Inspiration for new music can come from all sorts of sources, perhaps a poem or an experience. ‘By Woodland Ways’ started with a painting by my husband, Nic Carlyle. Taking imaginary walks through the paths of the painting, I was struck first of all by a cluster of three trees beside a track, which made me think about dryads, or wood nymphs. There were also paths moving into and out of woods in the painting.
The images led me to write a set of poems:
- ‘To lose or find yourself’ – with panpipes calling a traveller into the woods
- ‘Circling the light’ – time passing around a fireside
- ‘Dryad’s song’ – a dryad’s call to and release of the traveller
- ‘Wayfarers’ blessing’ – a blessing for all who travel, as the traveller leaves the wood
Nic and I approached David to set the poems to music for voice and piano, starting with ‘Dryad’s song’. We agreed styles for the different songs; for example, the style of ‘Circling the light’ reflects playground songs and American folk music arrangements.

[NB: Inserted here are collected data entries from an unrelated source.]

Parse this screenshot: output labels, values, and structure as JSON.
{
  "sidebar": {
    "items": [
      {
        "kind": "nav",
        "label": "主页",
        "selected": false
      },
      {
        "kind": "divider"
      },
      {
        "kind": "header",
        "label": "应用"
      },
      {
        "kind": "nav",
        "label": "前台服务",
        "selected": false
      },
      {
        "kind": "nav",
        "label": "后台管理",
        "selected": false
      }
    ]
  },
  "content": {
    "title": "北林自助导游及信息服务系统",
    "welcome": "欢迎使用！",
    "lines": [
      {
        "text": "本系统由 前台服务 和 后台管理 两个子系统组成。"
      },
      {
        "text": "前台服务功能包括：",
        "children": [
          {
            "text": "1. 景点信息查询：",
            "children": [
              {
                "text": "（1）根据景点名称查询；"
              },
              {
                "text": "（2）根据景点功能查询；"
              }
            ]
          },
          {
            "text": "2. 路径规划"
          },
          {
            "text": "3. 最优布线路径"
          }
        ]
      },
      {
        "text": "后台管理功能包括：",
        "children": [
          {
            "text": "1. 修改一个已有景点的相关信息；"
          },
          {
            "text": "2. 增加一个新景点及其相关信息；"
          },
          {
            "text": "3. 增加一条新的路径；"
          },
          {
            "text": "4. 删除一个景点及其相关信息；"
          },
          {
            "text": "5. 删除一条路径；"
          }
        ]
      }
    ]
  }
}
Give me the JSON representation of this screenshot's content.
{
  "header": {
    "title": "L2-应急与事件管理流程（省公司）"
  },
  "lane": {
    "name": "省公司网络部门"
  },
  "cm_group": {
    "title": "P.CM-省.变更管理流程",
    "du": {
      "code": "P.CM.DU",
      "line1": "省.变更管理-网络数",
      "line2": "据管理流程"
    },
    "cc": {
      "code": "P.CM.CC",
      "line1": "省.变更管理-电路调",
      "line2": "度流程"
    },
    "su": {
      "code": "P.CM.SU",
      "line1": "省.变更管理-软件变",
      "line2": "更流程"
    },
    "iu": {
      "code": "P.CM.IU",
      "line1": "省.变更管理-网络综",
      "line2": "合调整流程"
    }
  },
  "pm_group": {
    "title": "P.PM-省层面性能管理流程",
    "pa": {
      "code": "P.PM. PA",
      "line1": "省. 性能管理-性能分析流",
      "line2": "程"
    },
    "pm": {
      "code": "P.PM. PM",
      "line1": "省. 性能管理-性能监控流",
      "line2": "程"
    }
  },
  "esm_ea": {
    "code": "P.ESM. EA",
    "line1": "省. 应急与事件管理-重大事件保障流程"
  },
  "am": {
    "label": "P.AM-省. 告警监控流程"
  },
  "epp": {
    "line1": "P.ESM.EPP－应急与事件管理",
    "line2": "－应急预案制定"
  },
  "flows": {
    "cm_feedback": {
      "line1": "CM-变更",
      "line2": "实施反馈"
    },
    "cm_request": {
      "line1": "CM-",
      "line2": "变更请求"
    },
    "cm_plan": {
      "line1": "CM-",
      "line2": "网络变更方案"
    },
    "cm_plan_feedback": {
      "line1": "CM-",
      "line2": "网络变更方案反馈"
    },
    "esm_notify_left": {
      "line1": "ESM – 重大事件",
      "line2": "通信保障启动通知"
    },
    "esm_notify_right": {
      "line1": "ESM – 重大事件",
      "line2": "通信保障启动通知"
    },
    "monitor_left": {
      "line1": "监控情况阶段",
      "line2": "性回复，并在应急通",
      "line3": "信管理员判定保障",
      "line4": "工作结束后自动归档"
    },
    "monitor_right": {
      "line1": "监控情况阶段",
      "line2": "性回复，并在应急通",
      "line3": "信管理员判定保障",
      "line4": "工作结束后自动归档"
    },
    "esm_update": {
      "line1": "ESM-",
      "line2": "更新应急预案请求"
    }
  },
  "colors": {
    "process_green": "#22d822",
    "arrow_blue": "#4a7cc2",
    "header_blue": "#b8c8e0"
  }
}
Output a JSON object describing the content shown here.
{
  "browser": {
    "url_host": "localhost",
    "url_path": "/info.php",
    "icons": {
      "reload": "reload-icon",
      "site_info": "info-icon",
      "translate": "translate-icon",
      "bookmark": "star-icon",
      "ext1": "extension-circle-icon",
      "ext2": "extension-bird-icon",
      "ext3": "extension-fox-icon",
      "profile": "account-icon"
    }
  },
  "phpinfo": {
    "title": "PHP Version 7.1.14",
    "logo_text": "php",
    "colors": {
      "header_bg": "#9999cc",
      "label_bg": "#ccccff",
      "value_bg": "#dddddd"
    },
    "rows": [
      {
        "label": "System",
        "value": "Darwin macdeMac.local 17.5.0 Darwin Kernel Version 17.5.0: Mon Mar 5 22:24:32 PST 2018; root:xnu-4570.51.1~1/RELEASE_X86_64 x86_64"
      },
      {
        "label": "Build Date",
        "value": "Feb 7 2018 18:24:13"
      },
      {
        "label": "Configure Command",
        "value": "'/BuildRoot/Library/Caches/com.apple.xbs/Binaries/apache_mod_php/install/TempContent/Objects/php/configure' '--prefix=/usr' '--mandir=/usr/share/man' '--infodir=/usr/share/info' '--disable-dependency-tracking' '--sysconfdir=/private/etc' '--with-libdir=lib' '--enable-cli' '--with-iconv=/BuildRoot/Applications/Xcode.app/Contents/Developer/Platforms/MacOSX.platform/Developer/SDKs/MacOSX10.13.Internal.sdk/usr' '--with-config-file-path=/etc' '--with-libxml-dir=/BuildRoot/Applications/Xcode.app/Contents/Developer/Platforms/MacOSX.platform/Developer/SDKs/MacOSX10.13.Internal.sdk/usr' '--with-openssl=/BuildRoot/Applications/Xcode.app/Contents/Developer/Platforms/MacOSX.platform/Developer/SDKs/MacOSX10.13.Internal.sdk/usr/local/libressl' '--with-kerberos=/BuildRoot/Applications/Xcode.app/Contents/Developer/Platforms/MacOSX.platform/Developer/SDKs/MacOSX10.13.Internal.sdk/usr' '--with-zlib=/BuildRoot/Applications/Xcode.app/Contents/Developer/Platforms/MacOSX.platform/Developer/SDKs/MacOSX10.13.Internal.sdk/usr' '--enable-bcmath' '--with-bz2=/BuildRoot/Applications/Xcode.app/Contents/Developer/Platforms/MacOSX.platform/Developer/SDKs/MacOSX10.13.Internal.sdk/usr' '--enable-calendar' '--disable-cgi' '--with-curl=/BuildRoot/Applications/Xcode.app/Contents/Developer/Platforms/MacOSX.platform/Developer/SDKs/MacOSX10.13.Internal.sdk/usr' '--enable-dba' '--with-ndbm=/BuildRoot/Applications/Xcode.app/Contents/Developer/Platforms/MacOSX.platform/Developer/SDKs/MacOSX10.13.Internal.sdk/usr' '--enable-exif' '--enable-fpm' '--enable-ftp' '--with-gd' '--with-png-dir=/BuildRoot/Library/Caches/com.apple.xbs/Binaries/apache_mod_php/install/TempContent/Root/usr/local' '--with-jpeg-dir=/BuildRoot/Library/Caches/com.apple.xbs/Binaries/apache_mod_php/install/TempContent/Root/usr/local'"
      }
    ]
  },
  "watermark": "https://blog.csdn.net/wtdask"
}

You do not have to write words to be set for a song. You could be asking for an arrangement of a traditional song for a particular instrument, or a piece inspired by photographs of a place. If you are commissioning a setting of an existing poem, you need to check whether it is in copyright – and to get permission to use the words if they are still in copyright. From the perspective of recording music, you need to check both US and UK copyright. US copyright covers works published less than 100 years ago. UK copyright covers works up to 70 years after the death of the author.
Working with David on the commissions was a flexible process, as he shared drafts of the work in progress to check that the work met the expectations that Nic and I had as commissioners. David also worked with me to record the songs and make them available on major music platforms.
I have also worked with Helen Sanderson White on a setting of another of my poems, ‘A Homely Blessing’. Many composers are very happy to be approached for potential commissions. You do not have to be a conductor or a professional musician to commission music. If you like new music, or know someone who would like new music for a special occasion, do consider making a commission.